Visa-Erlass ist human

Flüchtlingsverbände sprechen sich für die grüne Visa-Praxis aus – und fordern deren Ausweitung

RUHR taz ■ Flüchtlingsorganisationen aus dem Ruhrgebiet geben dem angeschlagenen Außenminister Rückendeckung: „Der Visaerlass ist eine Humanisierung der Einreisepraxis“, sagt Knut Rauchfuss von der medizinischen Flüchtlingshilfe in Bochum. Menschenhandel werde nicht durch eine liberale, sondern durch restriktive Gesetze begünstigt. Die Klage der konservativen Gemüter sei eine „scheinheilige Entrüstung“, so würde nur Stimmung auf dem Rücken der betroffenen Migrantinnen gemacht.

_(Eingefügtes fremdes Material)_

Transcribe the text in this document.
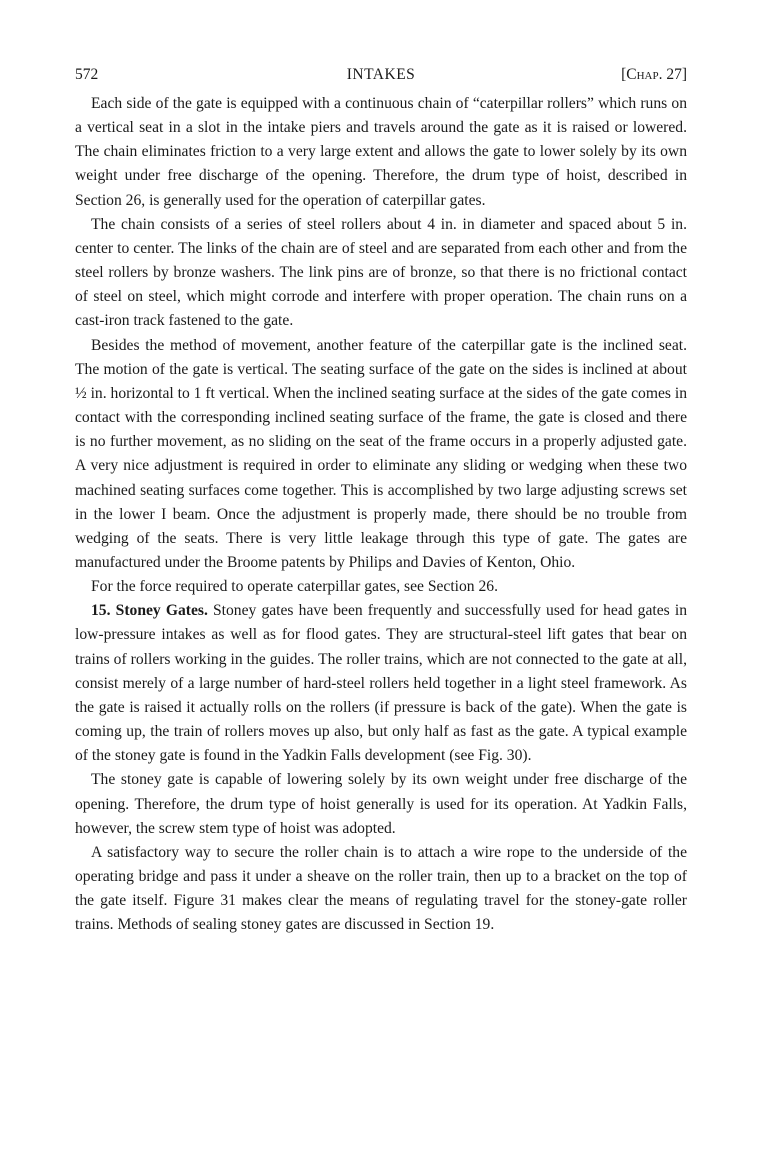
572	INTAKES	[Chap. 27]

Each side of the gate is equipped with a continuous chain of “caterpillar rollers” which runs on a vertical seat in a slot in the intake piers and travels around the gate as it is raised or lowered. The chain eliminates friction to a very large extent and allows the gate to lower solely by its own weight under free discharge of the opening. Therefore, the drum type of hoist, described in Section 26, is generally used for the operation of caterpillar gates.

The chain consists of a series of steel rollers about 4 in. in diameter and spaced about 5 in. center to center. The links of the chain are of steel and are separated from each other and from the steel rollers by bronze washers. The link pins are of bronze, so that there is no frictional contact of steel on steel, which might corrode and interfere with proper operation. The chain runs on a cast-iron track fastened to the gate.

Besides the method of movement, another feature of the caterpillar gate is the inclined seat. The motion of the gate is vertical. The seating surface of the gate on the sides is inclined at about ½ in. horizontal to 1 ft vertical. When the inclined seating surface at the sides of the gate comes in contact with the corresponding inclined seating surface of the frame, the gate is closed and there is no further movement, as no sliding on the seat of the frame occurs in a properly adjusted gate. A very nice adjustment is required in order to eliminate any sliding or wedging when these two machined seating surfaces come together. This is accomplished by two large adjusting screws set in the lower I beam. Once the adjustment is properly made, there should be no trouble from wedging of the seats. There is very little leakage through this type of gate. The gates are manufactured under the Broome patents by Philips and Davies of Kenton, Ohio.

For the force required to operate caterpillar gates, see Section 26.

15. Stoney Gates. Stoney gates have been frequently and successfully used for head gates in low-pressure intakes as well as for flood gates. They are structural-steel lift gates that bear on trains of rollers working in the guides. The roller trains, which are not connected to the gate at all, consist merely of a large number of hard-steel rollers held together in a light steel framework. As the gate is raised it actually rolls on the rollers (if pressure is back of the gate). When the gate is coming up, the train of rollers moves up also, but only half as fast as the gate. A typical example of the stoney gate is found in the Yadkin Falls development (see Fig. 30).

The stoney gate is capable of lowering solely by its own weight under free discharge of the opening. Therefore, the drum type of hoist generally is used for its operation. At Yadkin Falls, however, the screw stem type of hoist was adopted.

A satisfactory way to secure the roller chain is to attach a wire rope to the underside of the operating bridge and pass it under a sheave on the roller train, then up to a bracket on the top of the gate itself. Figure 31 makes clear the means of regulating travel for the stoney-gate roller trains. Methods of sealing stoney gates are discussed in Section 19.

Die Medizinische Flüchtlingshilfe ist eine ruhrgebietsweite Anlaufstelle für Asylsuchende. Sie erhalten Hilfe für ihre Behördengänge und kostenlose ärztliche Behandlung. Unter den Hilfesuchenden sind immer wieder Frauen, die sich als Prostituierte in Deutschland aufhalten. „Wer die Rechte dieser Frauen stärken will, der muss ihnen zunächst zu einem legalen Status verhelfen“, sagt Rauchfuss. Nur so werde es möglich, Opfer von Frauenhandel zu Aussagen vor Gericht gegen ihre Peiniger zu bewegen. Tatsächlich müssen diese Frauen bisher damit rechnen, nach dem Prozess wieder abgeschoben zu werden. Das Zeugenschutzprogramm gewährt ihnen oftmals nur eine kurze Frist von zwei bis drei Monaten.

Für die Flüchtlingshilfe ist der Menschenhandel eine Folge der Abwehrpolitik gegen Flüchtlinge. „Je höher die Mauern um Europa gezogen werden, desto mehr Menschen sind gezwungen, sich in die Hände krimineller Schleusergruppen zu bewegen“, so Rauchfuss. Er fordert das Bundesaußenministerium dazu auf, jetzt in die Offensive zu gehen und für eine humanitäre Einreisepolitik einzutreten. Von der Union sei nichts anderes zu erwarten als die derzeitigen unappetitlichen Ressentiments gegen Menschen aus Osteuropa.